I have time series data for the stock exchange which is only open between 9am and 4pm. I wish to disregard any rows that fall outside these bounds.
To know if I need to make API calls I am comparing a generate_series for a given time period with the time series data I have stored in my db.

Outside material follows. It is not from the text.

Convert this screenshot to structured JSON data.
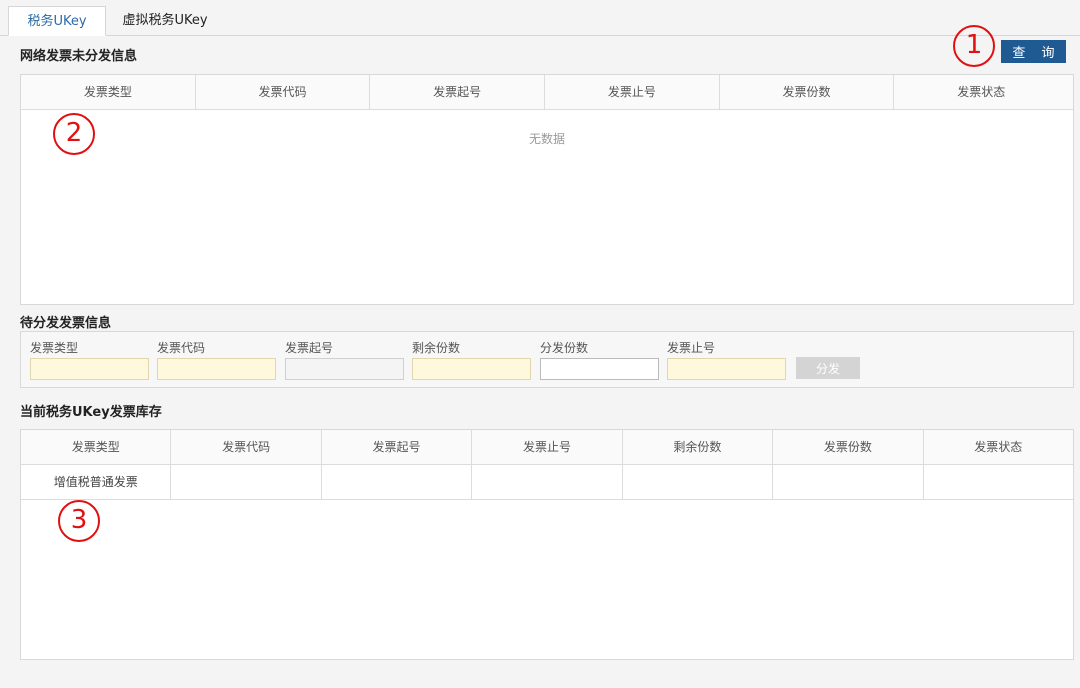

I am doing a LEFT JOIN against the generate_series results and my av_intraday tables.
This is the query...
SELECT *
FROM generate_series(date_trunc('day', localtimestamp - interval '1 day')
, localtimestamp
, interval '15 min') g(start_time)
LEFT JOIN av_intraday av ON av.date = g.start_time
AND extract(hour from g.start_time) >= 9
AND extract(hour from g.start_time) <= 16
ORDER BY g.start_time;
This is the resulting data...
av_intraday
start_time | symbol | date | open | high | low | close | volume
---------------------+--------+---------------------+-----------+-----------+-----------+-----------+---------
...
2019-07-30 08:45:00 | | | | | | |
2019-07-30 09:00:00 | | | | | | |
2019-07-30 09:15:00 | | | | | | |
2019-07-30 09:30:00 | | | | | | |
2019-07-30 09:45:00 | fb | 2019-07-30 09:45:00 | 194.95 | 195.83 | 194.54 | 195.58 | 2004674
2019-07-30 09:45:00 | amzn | 2019-07-30 09:45:00 | 1891.115 | 1905.3 | 1883.48 | 1904.28 | 564821
2019-07-30 09:45:00 | goog | 2019-07-30 09:45:00 | 1225.41 | 1234.87 | 1223.4301 | 1232.0699 | 203333
2019-07-30 09:45:00 | tsla | 2019-07-30 09:45:00 | 234 | 235.54 | 233.72 | 235.07 | 207546
2019-07-30 09:45:00 | aapl | 2019-07-30 09:45:00 | 208.88 | 208.93 | 208.335 | 208.6148 | 602413
...
2019-07-30 16:00:00 | amzn | 2019-07-30 16:00:00 | 1897.42 | 1899.9 | 1896.61 | 1898.33 | 152442
2019-07-30 16:00:00 | goog | 2019-07-30 16:00:00 | 1225.09 | 1226.34 | 1223.3 | 1223.4 | 169110
2019-07-30 16:00:00 | tsla | 2019-07-30 16:00:00 | 241.94 | 242.3 | 241.93 | 242.2 | 151572
2019-07-30 16:00:00 | aapl | 2019-07-30 16:00:00 | 208.94 | 208.94 | 208.3436 | 208.685 | 1096338
2019-07-30 16:15:00 | | | | | | |
2019-07-30 16:30:00 | | | | | | |
2019-07-30 16:45:00 | | | | | | |
2019-07-30 17:00:00 | | | | | | |
2019-07-30 17:15:00 | | | | | | |
2019-07-30 17:30:00 | | | | | | |
...
Data should look like the following...
av_intraday
start_time | symbol | date | open | high | low | close | volume
---------------------+--------+---------------------+-----------+-----------+-----------+-----------+---------
2019-07-30 09:00:00 | | | | | | |
2019-07-30 09:15:00 | | | | | | |
2019-07-30 09:30:00 | | | | | | |
2019-07-30 09:45:00 | fb | 2019-07-30 09:45:00 | 194.95 | 195.83 | 194.54 | 195.58 | 2004674
2019-07-30 09:45:00 | amzn | 2019-07-30 09:45:00 | 1891.115 | 1905.3 | 1883.48 | 1904.28 | 564821
2019-07-30 09:45:00 | goog | 2019-07-30 09:45:00 | 1225.41 | 1234.87 | 1223.4301 | 1232.0699 | 203333
2019-07-30 09:45:00 | tsla | 2019-07-30 09:45:00 | 234 | 235.54 | 233.72 | 235.07 | 207546
2019-07-30 09:45:00 | aapl | 2019-07-30 09:45:00 | 208.88 | 208.93 | 208.335 | 208.6148 | 602413
...
2019-07-30 16:00:00 | amzn | 2019-07-30 16:00:00 | 1897.42 | 1899.9 | 1896.61 | 1898.33 | 152442
2019-07-30 16:00:00 | goog | 2019-07-30 16:00:00 | 1225.09 | 1226.34 | 1223.3 | 1223.4 | 169110
2019-07-30 16:00:00 | tsla | 2019-07-30 16:00:00 | 241.94 | 242.3 | 241.93 | 242.2 | 151572
2019-07-30 16:00:00 | aapl | 2019-07-30 16:00:00 | 208.94 | 208.94 | 208.3436 | 208.685 | 1096338
2019-07-30 16:15:00 | | | | | | |
2019-07-30 16:30:00 | | | | | | |
2019-07-30 16:45:00 | | | | | | |
...
Got the desired result with the following...
SELECT *
FROM (
SELECT g.start_time as g_start_time, av.symbol, av.open, av.high, av.low, av.close, av.volume
FROM generate_series(date_trunc('day', localtimestamp - interval '1 day')
, localtimestamp
, interval '15 min') g(start_time)
LEFT JOIN av_intraday av ON av.date = g.start_time
ORDER BY g.start_time
) t
WHERE extract(hour from g_start_time) >= 9
AND extract(hour from g_start_time) <= 16;
But I'm not sure why it wouldn't work as it was. Can someone explain? Thank you.